Introduction: The year 1025 coincided with the recommencement of western pilgrimages to Palestine on a large scale after a hiatus caused by the Fatimid caliphate’s persecution of Christians in Palestine from 1009 and the closing of the route through the Empire by the Greek government  in 1017. In 1026 there was a pilgrimage, said to be of 700 persons, financed by the duke of Normandy and led by Richard, the abbot of St Vanne of Verdun, and his bishop. They were joined on the road by pilgrims from northern France and by a large party, mostly from Angouleme and led by Count William IV Taillefer but also including the magnate Eudes of Deols from near Paris.
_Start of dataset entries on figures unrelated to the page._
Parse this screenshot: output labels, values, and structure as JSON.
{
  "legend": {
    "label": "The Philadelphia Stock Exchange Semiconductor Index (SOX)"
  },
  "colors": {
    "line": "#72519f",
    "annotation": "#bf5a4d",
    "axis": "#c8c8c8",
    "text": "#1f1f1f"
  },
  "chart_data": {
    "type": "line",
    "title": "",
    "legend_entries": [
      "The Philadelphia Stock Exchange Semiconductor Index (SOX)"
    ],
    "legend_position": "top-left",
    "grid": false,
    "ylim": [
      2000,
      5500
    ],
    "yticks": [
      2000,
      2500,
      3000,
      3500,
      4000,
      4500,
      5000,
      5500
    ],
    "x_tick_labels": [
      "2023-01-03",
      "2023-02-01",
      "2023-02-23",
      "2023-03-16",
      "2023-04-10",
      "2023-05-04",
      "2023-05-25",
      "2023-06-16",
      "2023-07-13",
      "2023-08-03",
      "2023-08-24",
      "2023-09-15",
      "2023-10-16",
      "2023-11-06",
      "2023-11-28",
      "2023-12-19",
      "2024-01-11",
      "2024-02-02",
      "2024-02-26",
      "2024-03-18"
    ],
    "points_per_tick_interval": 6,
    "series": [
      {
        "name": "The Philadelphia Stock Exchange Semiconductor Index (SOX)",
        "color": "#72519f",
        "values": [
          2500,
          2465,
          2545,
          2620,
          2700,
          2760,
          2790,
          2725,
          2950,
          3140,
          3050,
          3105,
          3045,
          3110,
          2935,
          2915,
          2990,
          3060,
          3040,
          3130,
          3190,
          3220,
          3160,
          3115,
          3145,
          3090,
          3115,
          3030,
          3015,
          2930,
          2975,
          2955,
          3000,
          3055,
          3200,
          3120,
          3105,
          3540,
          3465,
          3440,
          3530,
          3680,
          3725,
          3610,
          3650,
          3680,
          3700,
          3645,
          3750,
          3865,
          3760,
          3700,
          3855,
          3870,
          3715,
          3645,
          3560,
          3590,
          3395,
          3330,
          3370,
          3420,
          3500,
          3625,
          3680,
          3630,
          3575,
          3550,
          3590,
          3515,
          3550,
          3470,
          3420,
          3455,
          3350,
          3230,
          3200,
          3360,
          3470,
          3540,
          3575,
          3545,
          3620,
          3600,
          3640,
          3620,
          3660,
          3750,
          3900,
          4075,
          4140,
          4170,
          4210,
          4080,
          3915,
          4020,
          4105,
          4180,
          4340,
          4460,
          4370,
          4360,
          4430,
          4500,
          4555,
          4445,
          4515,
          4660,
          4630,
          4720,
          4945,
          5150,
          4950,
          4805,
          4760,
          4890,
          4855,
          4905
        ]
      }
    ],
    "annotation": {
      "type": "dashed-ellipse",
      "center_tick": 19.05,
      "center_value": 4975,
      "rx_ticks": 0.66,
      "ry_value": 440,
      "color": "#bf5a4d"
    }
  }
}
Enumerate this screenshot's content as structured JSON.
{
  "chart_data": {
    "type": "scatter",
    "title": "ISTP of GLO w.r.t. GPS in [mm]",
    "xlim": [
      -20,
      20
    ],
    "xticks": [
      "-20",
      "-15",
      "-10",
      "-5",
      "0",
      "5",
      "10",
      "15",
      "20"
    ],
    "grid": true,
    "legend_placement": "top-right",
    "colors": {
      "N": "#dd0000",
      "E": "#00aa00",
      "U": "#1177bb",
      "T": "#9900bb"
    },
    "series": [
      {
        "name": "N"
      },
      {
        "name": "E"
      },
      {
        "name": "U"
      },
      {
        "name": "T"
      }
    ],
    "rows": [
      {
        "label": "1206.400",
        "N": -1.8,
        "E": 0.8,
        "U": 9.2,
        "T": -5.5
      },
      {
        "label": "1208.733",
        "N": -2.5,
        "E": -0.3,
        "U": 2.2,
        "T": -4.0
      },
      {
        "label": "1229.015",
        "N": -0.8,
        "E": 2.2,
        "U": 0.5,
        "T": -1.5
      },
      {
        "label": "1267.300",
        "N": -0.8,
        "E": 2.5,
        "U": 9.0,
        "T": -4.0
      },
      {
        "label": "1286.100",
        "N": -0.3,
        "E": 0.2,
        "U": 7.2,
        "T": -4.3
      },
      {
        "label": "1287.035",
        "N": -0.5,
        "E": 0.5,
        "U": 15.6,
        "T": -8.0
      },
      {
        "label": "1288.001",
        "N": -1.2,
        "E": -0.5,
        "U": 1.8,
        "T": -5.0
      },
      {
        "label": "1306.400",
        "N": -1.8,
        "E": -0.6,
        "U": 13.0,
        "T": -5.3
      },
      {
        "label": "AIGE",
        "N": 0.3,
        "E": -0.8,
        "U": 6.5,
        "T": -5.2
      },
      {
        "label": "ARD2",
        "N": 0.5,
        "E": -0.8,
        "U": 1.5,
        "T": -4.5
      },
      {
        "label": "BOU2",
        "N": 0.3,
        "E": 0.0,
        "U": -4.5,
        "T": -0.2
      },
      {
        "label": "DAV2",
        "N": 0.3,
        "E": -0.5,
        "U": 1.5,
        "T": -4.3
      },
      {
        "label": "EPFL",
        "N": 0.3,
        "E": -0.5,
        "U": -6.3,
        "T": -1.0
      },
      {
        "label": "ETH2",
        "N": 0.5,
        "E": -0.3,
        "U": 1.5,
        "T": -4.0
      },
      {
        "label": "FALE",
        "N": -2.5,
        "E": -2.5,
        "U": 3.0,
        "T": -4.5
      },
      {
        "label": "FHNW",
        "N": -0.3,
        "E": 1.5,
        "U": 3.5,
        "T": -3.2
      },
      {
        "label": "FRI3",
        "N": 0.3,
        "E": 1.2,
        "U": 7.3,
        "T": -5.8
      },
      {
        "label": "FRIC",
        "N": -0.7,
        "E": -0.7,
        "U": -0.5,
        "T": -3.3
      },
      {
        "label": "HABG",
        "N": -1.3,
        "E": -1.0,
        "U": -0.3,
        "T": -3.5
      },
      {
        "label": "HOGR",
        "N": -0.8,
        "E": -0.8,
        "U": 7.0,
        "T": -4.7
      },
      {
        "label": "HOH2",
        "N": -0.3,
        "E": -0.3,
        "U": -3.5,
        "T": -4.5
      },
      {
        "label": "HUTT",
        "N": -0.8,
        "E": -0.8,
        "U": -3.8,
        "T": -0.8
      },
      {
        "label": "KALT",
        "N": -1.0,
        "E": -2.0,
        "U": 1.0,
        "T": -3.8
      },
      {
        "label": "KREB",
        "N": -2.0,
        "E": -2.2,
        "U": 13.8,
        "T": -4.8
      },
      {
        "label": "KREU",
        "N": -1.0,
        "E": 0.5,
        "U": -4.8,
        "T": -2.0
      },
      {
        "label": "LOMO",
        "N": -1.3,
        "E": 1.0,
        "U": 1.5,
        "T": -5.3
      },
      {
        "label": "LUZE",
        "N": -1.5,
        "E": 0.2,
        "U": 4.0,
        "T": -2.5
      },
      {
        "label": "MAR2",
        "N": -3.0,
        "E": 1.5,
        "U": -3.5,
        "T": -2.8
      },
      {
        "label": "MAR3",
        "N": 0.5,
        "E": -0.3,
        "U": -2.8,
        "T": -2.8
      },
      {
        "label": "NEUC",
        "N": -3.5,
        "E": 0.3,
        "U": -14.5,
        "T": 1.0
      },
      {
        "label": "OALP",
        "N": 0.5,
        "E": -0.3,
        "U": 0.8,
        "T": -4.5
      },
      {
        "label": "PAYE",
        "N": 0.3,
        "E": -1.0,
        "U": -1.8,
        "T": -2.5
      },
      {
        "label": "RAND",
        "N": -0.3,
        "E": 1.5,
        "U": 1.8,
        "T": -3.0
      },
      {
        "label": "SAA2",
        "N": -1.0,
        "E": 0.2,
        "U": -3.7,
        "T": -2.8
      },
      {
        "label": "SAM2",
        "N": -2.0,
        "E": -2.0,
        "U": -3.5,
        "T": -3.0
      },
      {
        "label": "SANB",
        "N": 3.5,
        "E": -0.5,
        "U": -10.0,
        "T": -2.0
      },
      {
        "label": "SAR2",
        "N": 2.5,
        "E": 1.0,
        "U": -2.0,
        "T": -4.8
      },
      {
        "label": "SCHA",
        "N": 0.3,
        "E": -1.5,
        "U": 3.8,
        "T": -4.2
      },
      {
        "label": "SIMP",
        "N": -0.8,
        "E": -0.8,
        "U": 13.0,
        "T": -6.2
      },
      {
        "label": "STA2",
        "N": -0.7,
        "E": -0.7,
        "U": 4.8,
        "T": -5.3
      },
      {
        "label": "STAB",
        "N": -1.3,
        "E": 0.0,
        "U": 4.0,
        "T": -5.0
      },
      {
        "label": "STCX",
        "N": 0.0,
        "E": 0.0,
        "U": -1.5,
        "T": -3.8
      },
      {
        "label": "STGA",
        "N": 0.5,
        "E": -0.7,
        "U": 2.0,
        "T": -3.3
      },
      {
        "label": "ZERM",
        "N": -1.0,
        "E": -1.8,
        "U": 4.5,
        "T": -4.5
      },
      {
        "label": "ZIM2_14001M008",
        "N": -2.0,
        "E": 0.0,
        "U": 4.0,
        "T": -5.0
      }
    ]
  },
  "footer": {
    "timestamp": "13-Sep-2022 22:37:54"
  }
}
Thereafter there was hardly a year when we do not have evidence for pilgrims to Jerusalem; and there were certain periodds when the stream became a flood. The year 1033 was believed to be the thousandth anniversary of Christ’s crucifixion and throughout the decade, during which the shrines in Jerusalem were partially restored by the Byzantine emperor, pilgrims from many parts of the west were converging on the city. The next major wave appears to have surged east in the 1050s. Then in 1064 there was a large pilgrimage, recruited in France and Germany and motivated by the belief that Good Friday 1065 fell on exactly the same day of the year as had the crucifixion. The German contingent, led by the bishop of Bamberg, accompanied by the archbishop of Mainz, the bishops of Utrecht and Regensburg, and the empress’s chaplain was estimated – probably grossly overestimated – to contain between 7000 and 12000 persons.